To those who ask about whether I have a definite plan I do not as yet. I am doing lots of research and getting expert opinions from members on this forum. I have an excellent Luthier in my area so I can take it to him but I feel I can do what needs to be done to get it back into good condition and not destroy the guitars value. On refinishing I could let that go. It has issues more important to be done it shows no sign of it needing a neck reset and plays beautifully with the crack along the sound hole to the base of the neck that will need repaired.That is still a possibility though. As for filling in the binding it is in the worst of cracking and breaking. Pieces falling out. I am glad that it doesn't require purfling and just binding. An easier job. Piecing it would not work. It is broken in too many places. Binding is easy to get for it to match. I will not start on it until the end of the season so I am still researching and your advice it valuable to me. Thank you all so much. Kristin

The tricky part about replacing binding has to do with the material usually being larger than the binding channel. Therefore, after gluing it in, it must be scraped or sanded flush with the existing finish. As you can imagine, this is difficult or impossible to do without actually sanding or scraping into the existing finish. However, if it's done carefully, there will hopefully be enough clear coat left on the surface to sand out the scraping/sanding marks, and bring the finish back to its original gloss. Also, in order for it to look "right", the guitar must be masked off and the binding oversprayed with tinted lacquer, and it should blend nicely with the existing finish. It takes a skilled expert to make a guitar look like the binding was never replaced. 

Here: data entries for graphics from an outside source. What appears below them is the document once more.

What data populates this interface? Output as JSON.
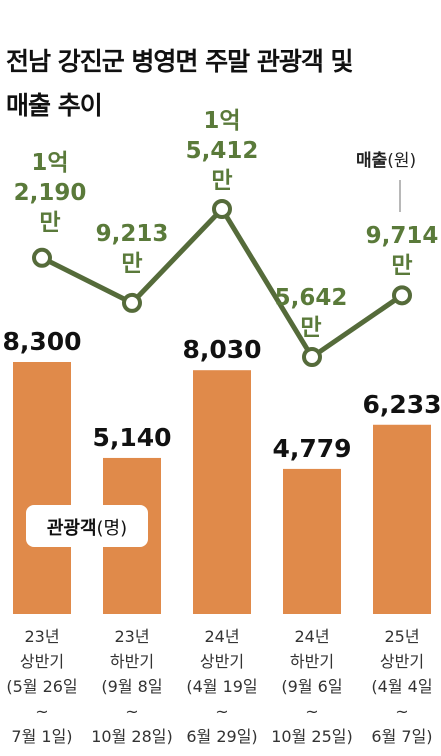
{
  "title_lines": [
    "전남 강진군 병영면 주말 관광객 및",
    "매출 추이"
  ],
  "colors": {
    "bar": "#e08a4a",
    "line": "#556b3a",
    "line_label": "#5a7a3a",
    "value_label": "#111111",
    "axis_text": "#333333"
  },
  "legend": {
    "sales": {
      "bold": "매출",
      "unit": "(원)"
    },
    "visitors": {
      "bold": "관광객",
      "unit": "(명)"
    }
  },
  "chart_data": {
    "type": "bar",
    "categories": [
      [
        "23년",
        "상반기",
        "(5월 26일",
        "~",
        "7월 1일)"
      ],
      [
        "23년",
        "하반기",
        "(9월 8일",
        "~",
        "10월 28일)"
      ],
      [
        "24년",
        "상반기",
        "(4월 19일",
        "~",
        "6월 29일)"
      ],
      [
        "24년",
        "하반기",
        "(9월 6일",
        "~",
        "10월 25일)"
      ],
      [
        "25년",
        "상반기",
        "(4월 4일",
        "~",
        "6월 7일)"
      ]
    ],
    "series": [
      {
        "name": "관광객(명)",
        "type": "bar",
        "values": [
          8300,
          5140,
          8030,
          4779,
          6233
        ],
        "labels": [
          "8,300",
          "5,140",
          "8,030",
          "4,779",
          "6,233"
        ]
      },
      {
        "name": "매출(원)",
        "type": "line",
        "values": [
          121900000,
          92130000,
          154120000,
          56420000,
          97140000
        ],
        "labels": [
          [
            "1억",
            "2,190",
            "만"
          ],
          [
            "9,213",
            "만"
          ],
          [
            "1억",
            "5,412",
            "만"
          ],
          [
            "5,642",
            "만"
          ],
          [
            "9,714",
            "만"
          ]
        ]
      }
    ]
  }
}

FWIW the binding replacement is not as tricky in the course of doing a refin, simply because you don't need to worry about damaging the existing finish. That said, I'm of the opinion that it's best to avoid refinishing a vintage guitar if possible.

Kristin, the crack you mention may be more serious than you think. If the edge of the soundhole on either side of the crack is misaligned, the neckblock may be loose. Not a fatal situation, but requires more work than just gluing and cleating the crack. This is not an unheard-of Gibson problem.